Meanwhile, Penn looked tense offensively. The Quakers turned the ball over nine times in the first half and, even when shots from senior captain Fran Dougherty and others began to fall, Penn State’s offense kept going.
The Lions quickly extended their lead to a whopping 25 points before a late layup cut the halftime score to 47-24. The blowout was on.
But Penn made its move at the start of the second half, as sophomores Darien Nelson-Henry and Tony Hicks helped Penn get the lead down to just 15 points after only two minutes of play.
“Jerome comes in [at halftime] and tells us every single game that it is a new game in the second half,” Dougherty said. “You try and forget about the first half and focus on the second half. It was too late for us this game, but that’s our mentality.”

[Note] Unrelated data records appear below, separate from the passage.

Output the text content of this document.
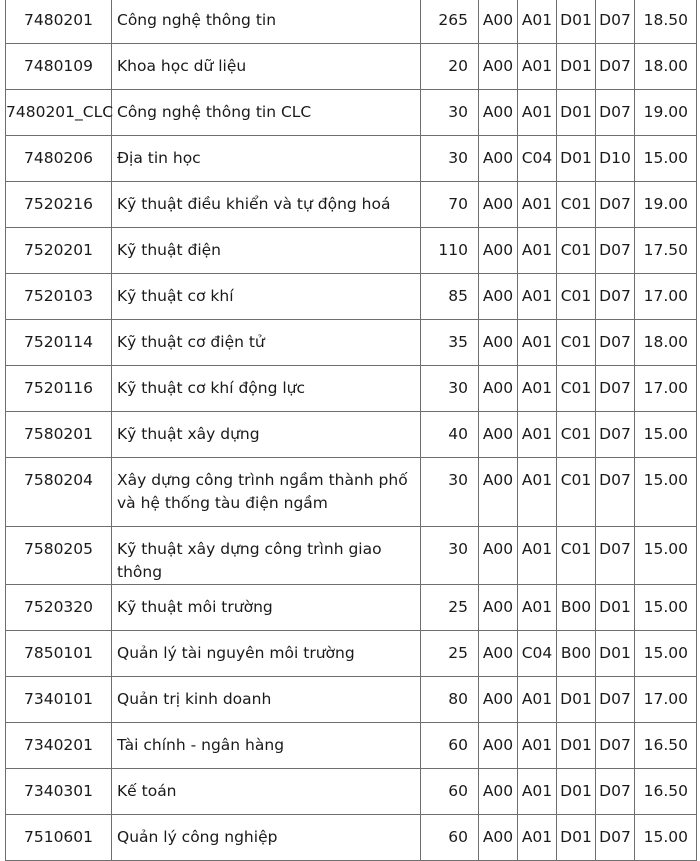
7480201	Công nghệ thông tin	265	A00	A01	D01	D07	18.50
7480109	Khoa học dữ liệu	20	A00	A01	D01	D07	18.00
7480201_CLC	Công nghệ thông tin CLC	30	A00	A01	D01	D07	19.00
7480206	Địa tin học	30	A00	C04	D01	D10	15.00
7520216	Kỹ thuật điều khiển và tự động hoá	70	A00	A01	C01	D07	19.00
7520201	Kỹ thuật điện	110	A00	A01	C01	D07	17.50
7520103	Kỹ thuật cơ khí	85	A00	A01	C01	D07	17.00
7520114	Kỹ thuật cơ điện tử	35	A00	A01	C01	D07	18.00
7520116	Kỹ thuật cơ khí động lực	30	A00	A01	C01	D07	17.00
7580201	Kỹ thuật xây dựng	40	A00	A01	C01	D07	15.00
7580204	Xây dựng công trình ngầm thành phố và hệ thống tàu điện ngầm	30	A00	A01	C01	D07	15.00
7580205	Kỹ thuật xây dựng công trình giao thông	30	A00	A01	C01	D07	15.00
7520320	Kỹ thuật môi trường	25	A00	A01	B00	D01	15.00
7850101	Quản lý tài nguyên môi trường	25	A00	C04	B00	D01	15.00
7340101	Quản trị kinh doanh	80	A00	A01	D01	D07	17.00
7340201	Tài chính - ngân hàng	60	A00	A01	D01	D07	16.50
7340301	Kế toán	60	A00	A01	D01	D07	16.50
7510601	Quản lý công nghiệp	60	A00	A01	D01	D07	15.00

Yet while Nelson-Henry made his presence known in the post during the second half, Penn State was able to withhold Penn’s comeback attempts thanks to a strong backcourt of Tim Frazier and D.J Newbill.

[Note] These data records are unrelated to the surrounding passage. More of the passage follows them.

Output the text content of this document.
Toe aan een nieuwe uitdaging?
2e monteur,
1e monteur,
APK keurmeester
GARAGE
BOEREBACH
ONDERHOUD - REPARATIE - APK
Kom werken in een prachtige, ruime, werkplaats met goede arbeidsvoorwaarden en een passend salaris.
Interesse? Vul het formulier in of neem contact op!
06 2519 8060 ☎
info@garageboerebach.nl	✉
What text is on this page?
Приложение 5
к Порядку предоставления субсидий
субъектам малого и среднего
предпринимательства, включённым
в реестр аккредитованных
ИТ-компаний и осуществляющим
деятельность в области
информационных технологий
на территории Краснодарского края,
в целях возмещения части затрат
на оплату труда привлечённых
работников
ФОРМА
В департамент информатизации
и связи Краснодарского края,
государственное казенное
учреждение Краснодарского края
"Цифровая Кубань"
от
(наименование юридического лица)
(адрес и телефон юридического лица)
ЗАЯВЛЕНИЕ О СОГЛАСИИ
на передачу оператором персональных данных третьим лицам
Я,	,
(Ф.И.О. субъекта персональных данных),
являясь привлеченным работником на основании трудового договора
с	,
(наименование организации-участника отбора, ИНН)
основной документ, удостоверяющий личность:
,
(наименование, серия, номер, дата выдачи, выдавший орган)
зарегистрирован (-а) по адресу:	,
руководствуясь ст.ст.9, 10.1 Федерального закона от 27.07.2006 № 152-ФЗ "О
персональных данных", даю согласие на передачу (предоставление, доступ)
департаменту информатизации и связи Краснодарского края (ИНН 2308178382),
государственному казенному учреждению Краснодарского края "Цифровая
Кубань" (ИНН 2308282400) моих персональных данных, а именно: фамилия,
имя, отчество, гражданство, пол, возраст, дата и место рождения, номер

Frazier and Newbill led all scorers with 12 and nine points in the first half, respectively. The second half featured Frazier taking over the Lions’ offense, driving the lane for easy layups while drawing fouls.
Frazier finished with 29 points after missing the matchup with Penn last season with a torn Achilles.
“He dominated the game. He got whatever he wanted, whether it was in the paint for himself or making the extra pass and getting guys open shots,” Allen said.
Fouls were all over the Palestra in the second half, as the pace of the game slowed to a crawl. The half featured an absurd 35 fouls combined between the two squads.
Taking advantage of free throws, Nelson-Henry went 11-for-11. He also led Penn with 21 points and five rebounds despite picking up his fourth foul early in the second half.
“I just try and stay within myself,” Nelson-Henry said. “I know that the guys are looking for me and I think they know I’m looking right back at them.”
While Penn got as close as 12 points down the stretch, foul shots and Frazier’s poise at the point kept the Quakers from shrinking the lead to single-digits.
Penn lost the rebounding margin once again, 33-28, but the Quakers only turned the ball over 12 times while scoring 30 points in the paint.
Still, Allen wasn’t happy with the team’s overall performance against the Nittany Lions.
“Sometimes the numbers do lie … defensively, we couldn’t do anything with them. They got what they wanted,” he said.